‘Shotime’ Ohtani — the unicorn on a blockbuster run Premium
The Hindu
Virtuoso, versatile, unicorn — these are the adjectives that emanate from every baseball analyst and aficionado asked to describe Shohei Ohtani.
Virtuoso, versatile, unicorn — these are the adjectives that emanate from every baseball analyst and aficionado asked to describe Shohei Ohtani. The 6’4” Japanese player is indeed in a class of his own — a true all-rounder in a sport that has become specialised like no other in recent years.
Ohtani is the only man to have played as both lead pitcher and everyday batter in the same Major League Baseball (MLB) season in a century. He won the Most Valuable Player (MVP) award for his two-way excellence, batting southpaw and pitching right-handed, in 2021 and finished a close second in 2022.
He topped these achievements with a spectacular performance for Japan in the World Baseball Classic (WBC) last month. He starred in his country’s third triumph — the most for any nation in the competition’s five editions — and was the tournament’s MVP.
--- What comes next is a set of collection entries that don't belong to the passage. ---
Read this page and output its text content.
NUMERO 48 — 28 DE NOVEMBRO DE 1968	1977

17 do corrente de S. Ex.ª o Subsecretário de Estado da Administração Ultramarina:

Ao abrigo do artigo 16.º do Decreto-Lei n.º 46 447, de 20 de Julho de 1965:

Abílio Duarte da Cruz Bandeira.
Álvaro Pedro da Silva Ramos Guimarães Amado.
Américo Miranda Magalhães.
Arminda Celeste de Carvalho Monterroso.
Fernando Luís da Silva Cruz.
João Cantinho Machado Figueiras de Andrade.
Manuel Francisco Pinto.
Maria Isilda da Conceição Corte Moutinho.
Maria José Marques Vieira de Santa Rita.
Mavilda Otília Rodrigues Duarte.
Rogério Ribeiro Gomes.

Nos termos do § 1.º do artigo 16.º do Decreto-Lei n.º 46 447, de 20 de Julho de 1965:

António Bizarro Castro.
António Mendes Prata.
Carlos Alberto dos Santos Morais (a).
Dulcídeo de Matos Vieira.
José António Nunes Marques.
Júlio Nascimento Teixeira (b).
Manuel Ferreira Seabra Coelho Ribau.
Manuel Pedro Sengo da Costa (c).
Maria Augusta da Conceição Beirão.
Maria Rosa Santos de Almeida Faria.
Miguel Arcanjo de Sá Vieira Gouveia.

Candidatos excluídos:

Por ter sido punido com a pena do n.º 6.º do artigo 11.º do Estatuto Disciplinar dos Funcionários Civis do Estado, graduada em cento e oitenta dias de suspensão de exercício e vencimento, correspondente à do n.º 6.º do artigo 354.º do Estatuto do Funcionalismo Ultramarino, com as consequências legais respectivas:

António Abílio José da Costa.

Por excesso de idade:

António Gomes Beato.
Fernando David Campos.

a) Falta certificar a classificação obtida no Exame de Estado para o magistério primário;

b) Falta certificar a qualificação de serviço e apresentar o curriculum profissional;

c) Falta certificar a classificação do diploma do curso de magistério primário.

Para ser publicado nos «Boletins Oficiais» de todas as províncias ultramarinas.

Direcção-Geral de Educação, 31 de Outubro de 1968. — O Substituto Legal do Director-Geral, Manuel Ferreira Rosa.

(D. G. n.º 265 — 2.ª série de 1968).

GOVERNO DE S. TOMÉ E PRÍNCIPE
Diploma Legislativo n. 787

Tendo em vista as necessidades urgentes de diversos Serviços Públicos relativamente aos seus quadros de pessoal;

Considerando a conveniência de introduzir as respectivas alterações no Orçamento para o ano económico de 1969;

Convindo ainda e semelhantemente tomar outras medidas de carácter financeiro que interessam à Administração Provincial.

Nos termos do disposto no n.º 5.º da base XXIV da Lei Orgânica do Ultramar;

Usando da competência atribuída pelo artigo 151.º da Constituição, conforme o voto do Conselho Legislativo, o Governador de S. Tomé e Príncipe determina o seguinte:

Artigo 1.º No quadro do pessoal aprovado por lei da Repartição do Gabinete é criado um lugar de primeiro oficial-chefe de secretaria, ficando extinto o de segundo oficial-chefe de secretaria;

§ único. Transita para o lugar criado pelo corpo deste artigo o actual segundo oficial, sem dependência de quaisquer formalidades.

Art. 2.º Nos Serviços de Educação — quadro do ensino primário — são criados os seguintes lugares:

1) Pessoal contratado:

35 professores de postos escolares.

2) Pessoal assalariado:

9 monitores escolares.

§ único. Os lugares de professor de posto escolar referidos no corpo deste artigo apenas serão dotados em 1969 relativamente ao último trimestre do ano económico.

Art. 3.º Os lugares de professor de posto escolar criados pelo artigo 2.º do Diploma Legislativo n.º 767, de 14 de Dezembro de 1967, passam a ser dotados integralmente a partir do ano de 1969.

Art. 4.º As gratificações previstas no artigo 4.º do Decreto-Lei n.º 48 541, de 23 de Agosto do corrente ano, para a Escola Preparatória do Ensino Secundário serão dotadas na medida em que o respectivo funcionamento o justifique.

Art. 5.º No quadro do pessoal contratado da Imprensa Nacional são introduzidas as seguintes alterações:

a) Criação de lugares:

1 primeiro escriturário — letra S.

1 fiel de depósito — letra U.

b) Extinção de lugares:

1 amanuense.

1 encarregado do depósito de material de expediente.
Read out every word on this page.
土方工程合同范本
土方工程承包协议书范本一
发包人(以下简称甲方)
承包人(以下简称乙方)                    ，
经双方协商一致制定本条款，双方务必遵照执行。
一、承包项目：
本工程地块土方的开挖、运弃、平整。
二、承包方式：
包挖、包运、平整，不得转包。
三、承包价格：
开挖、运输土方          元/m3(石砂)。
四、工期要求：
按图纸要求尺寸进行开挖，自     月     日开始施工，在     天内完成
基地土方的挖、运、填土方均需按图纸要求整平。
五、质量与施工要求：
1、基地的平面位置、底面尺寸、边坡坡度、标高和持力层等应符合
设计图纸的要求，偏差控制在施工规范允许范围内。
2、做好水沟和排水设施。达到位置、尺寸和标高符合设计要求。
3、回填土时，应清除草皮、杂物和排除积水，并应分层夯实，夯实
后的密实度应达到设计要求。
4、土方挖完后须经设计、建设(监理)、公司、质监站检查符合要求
Ohtani wasn’t just pulling double duty against the United States, baseball’s powerhouse cradle, in the WBC final in Miami. He scored a hit, walked once and, in the last (ninth) inning, turned closing pitcher — a specialised role requiring a different mentality to the starting pitcher’s.
The US was trailing 2-3 but had three recent MLB MVPs lined up to bat — Mookie Betts (2018), Mike Trout (2019) and Paul Goldschmidt (2022) — following pinch-hitter Jeff McNeal.
Ohtani walked McNeal in a rocky start, but quickly recovered and got Betts and McNeal out in a double play, setting up an encounter with Los Angeles Angels teammate Trout, one of the best hitters of this generation, a three-time MVP and also US captain.
It was showtime baseball and a coincidental moment for the ages. The millions of fans — most of whom were watching on TV sets in Japan — could not have wished for anything better. Trout vs. Ohtani in a must-deliver situation: a power-hitter facing a power-pitcher. Their shared history with the underperforming Angels — the team has not advanced to the MLB playoffs in their five years together — made the match-up all the more fascinating.